The leader thought about it.

"Acceptable."

*Good.*

*Now go up. Take the fruit. And keep your eyes open.*

Nathan walked toward the circular rise.

---

He climbed the natural stone ramp leading to the tree’s base.

With each step, the air changed. The corruption grew lighter. When he crossed the edge of the five-meter radius, he felt a specific sensation of cleanliness. As if something inside his body had been tensing from exposure to the corruption without him noticing, and now could finally relax.

He approached the tree.

The fruit hung at face height.

Nathan looked at it for a moment.

*This is what the kingdom’s dungeons call S-Rank loot. This is what adventurers spend decades searching for. This is what kings collect.*

*And I have it in front of me at twenty-two years old.*

*With my whole life ahead to sell it and live comfortably.*

*Except I’m going to hand it over to a corrupted humanoid mole to save an aristocratic elf who only calls me by my first name when she thinks no one’s listening.*

*Fate has a strange sense of humor.*

He raised his hand.

The fruit released from the branch easily.

Nathan held it. It weighed less than its size suggested. The surface was warm, slightly. Like something alive.

He descended the ramp.

---

At the foot of the rise, the leader had ordered the two agile ones holding Liaraen to bring her forward.
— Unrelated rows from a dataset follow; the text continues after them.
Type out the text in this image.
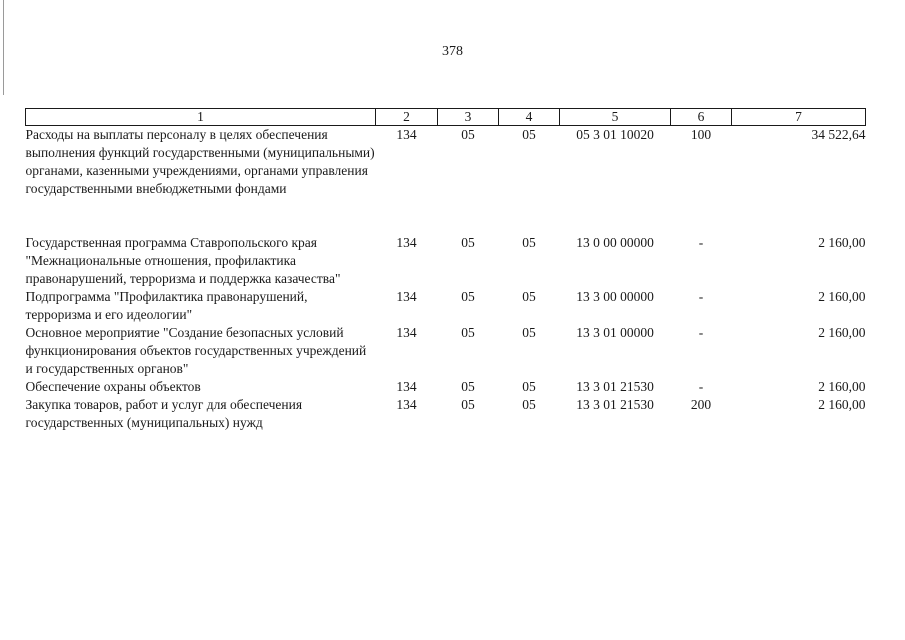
378
1	2	3	4	5	6	7
Расходы на выплаты персоналу в целях обеспечения выполнения функций государственными (муниципальными) органами, казенными учреждениями, органами управления государственными внебюджетными фондами	134	05	05	05 3 01 10020	100	34 522,64

Государственная программа Ставропольского края "Межнациональные отношения, профилактика правонарушений, терроризма и поддержка казачества"	134	05	05	13 0 00 00000	-	2 160,00
Подпрограмма "Профилактика правонарушений, терроризма и его идеологии"	134	05	05	13 3 00 00000	-	2 160,00
Основное мероприятие "Создание безопасных условий функционирования объектов государственных учреждений и государственных органов"	134	05	05	13 3 01 00000	-	2 160,00
Обеспечение охраны объектов	134	05	05	13 3 01 21530	-	2 160,00
Закупка товаров, работ и услуг для обеспечения государственных (муниципальных) нужд	134	05	05	13 3 01 21530	200	2 160,00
They advanced with her to the halfway point between Nathan and the group. Approximately five meters from the tree. Five meters from the group. Nathan was at the edge of the protected radius. The fruit in his right hand.

The agile ones released Liaraen.

She stepped forward.

Nathan placed the fruit on the ground between them.

And they began to walk.

Liaraen toward Nathan. Nathan toward Liaraen. Nathan crossed Liaraen. Their eyes met for half a second. Neither said anything. Nathan walked two more steps to allow Liaraen to reach the safe position behind him.

He turned to look at the group.

The two agile creatures approached the fruit.

Everything was going exactly as agreed.

Which was exactly the moment it stopped going as agreed.